Since recent tweaks to Article 9 of the Japanese Constitution, Japan has wasted no time catching up on its naval strength. The Japan Maritime Self-Defence Force has been furnished with superior American weaponry and has permission to act in defence of its allies. In a break from long decades of anti-offensive behaviour, the government of Japan has officially considered acquiring preemptive strike capabilities in response to China and North Korea’s nuclear programs. Meanwhile, America and Japan have a draft contingency plan laid out for the invasion of Taiwan which includes America stationing active bases on Japanese islands.

Australian commentators are kidding themselves if they think our sudden interest in tanks is unrelated.

‘We will use nuclear bombs first. We will use nuclear bombs continuously. We will do this until Japan declares unconditional surrender for the second time. What we want to target is Japan’s ability to endure a war. As long as Japan realises that it cannot afford to pay the price of war, it will not dare to rashly send troops to the Taiwan Strait,’ warned one of the many Chinese propaganda videos aimed at terrifying the region.

While some point to these propaganda videos as nothing more than noise, the Global Times routinely prints state-approved articles containing identical threats. Despite this, Japan will defend Taiwan with the full force of its arsenal – effectively forcing the world to show their cards and pick a side. Those cards are already on their way toward the table, with European nations sending warships to the Pacific where they linger as a warning.

It’s no wonder that America has turned around and decided to equip Australia. We have a measly 59 tanks and 1,765 armoured vehicles, otherwise known as a military disaster in the making. Even our parent nation has been running down its once-formidable navy. The UK’s fighting strength has been diluted by successive wet governments determined to disarm themselves to appease woke teenagers who see military assets as an affront to ‘world peace’. Both Labour and the Tories bought those votes with the lives of a future conflict.

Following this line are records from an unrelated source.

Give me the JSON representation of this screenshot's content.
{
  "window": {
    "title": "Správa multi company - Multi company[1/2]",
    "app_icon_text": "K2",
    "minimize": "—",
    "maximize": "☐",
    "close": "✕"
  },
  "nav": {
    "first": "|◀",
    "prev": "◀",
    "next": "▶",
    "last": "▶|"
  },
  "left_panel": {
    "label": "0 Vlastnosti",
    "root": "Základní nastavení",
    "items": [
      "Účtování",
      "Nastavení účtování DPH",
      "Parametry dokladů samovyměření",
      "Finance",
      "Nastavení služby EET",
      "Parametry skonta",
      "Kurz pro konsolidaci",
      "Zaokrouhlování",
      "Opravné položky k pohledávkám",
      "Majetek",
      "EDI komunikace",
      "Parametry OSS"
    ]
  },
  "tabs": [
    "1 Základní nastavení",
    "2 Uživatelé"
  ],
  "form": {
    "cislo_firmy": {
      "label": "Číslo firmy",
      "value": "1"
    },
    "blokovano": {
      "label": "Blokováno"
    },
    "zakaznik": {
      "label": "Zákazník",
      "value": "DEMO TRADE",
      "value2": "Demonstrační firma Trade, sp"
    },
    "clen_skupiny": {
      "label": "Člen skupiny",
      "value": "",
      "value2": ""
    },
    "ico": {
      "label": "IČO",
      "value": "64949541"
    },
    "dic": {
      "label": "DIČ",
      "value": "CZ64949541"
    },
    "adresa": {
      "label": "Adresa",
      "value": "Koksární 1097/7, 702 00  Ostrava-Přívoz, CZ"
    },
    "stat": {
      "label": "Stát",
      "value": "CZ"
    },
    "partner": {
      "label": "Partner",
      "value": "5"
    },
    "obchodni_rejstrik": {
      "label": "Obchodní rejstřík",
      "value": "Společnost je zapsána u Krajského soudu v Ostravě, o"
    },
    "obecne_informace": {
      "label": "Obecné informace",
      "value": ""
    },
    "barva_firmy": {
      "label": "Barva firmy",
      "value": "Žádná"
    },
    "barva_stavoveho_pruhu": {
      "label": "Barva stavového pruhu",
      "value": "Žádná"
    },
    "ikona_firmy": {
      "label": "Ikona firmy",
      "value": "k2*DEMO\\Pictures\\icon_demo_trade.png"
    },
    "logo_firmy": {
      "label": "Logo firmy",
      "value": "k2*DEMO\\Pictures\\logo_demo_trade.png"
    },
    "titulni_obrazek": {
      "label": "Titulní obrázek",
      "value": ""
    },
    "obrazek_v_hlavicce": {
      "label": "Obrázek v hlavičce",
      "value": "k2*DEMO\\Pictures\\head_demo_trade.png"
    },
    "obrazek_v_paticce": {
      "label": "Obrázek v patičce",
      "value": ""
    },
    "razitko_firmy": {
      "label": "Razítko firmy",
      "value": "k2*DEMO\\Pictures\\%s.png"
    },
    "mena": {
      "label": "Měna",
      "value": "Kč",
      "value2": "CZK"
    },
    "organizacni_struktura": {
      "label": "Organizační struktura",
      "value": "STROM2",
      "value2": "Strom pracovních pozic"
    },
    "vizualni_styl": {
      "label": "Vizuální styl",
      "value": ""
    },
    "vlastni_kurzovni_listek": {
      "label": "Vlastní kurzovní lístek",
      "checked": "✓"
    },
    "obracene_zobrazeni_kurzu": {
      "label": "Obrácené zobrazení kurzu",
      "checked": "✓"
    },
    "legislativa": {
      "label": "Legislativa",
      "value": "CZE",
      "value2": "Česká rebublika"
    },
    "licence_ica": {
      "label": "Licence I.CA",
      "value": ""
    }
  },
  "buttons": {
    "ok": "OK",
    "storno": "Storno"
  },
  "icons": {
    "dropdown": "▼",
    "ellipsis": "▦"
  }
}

Australia has a huge amount of land and water to protect, yet we don’t have sufficient resources to defend a coral atoll – let alone make pledges to protect our Pacific neighbours. If Morrison wants to know why our ‘friends’ take Australian taxpayer money with one hand and let China build military bases with the other, it’s because the Pacific has no confidence that Australia can defend it from China.

Quite right too. The numbers are stacked against Australia, where we act as Lord Protector in name only. It would be more correct to refer to us as a sugar daddy, handing out cash to keep up appearances at the UN.

At this point, the Taliban are better equipped than Australia. This has to change immediately if we wish to remain a democracy on a world map increasingly governed by resource-hungry totalitarian socialist states.

For those who become overwhelmed by the problem, shrug their shoulders and say, ‘why bother?’ That sort of thinking isn’t exactly drenched in military success. The West dominated the political landscape because it never gave up, even when faced with seemingly hopeless odds. It’s time the Australian Defence Force stopped painting its nails and started buying more toys.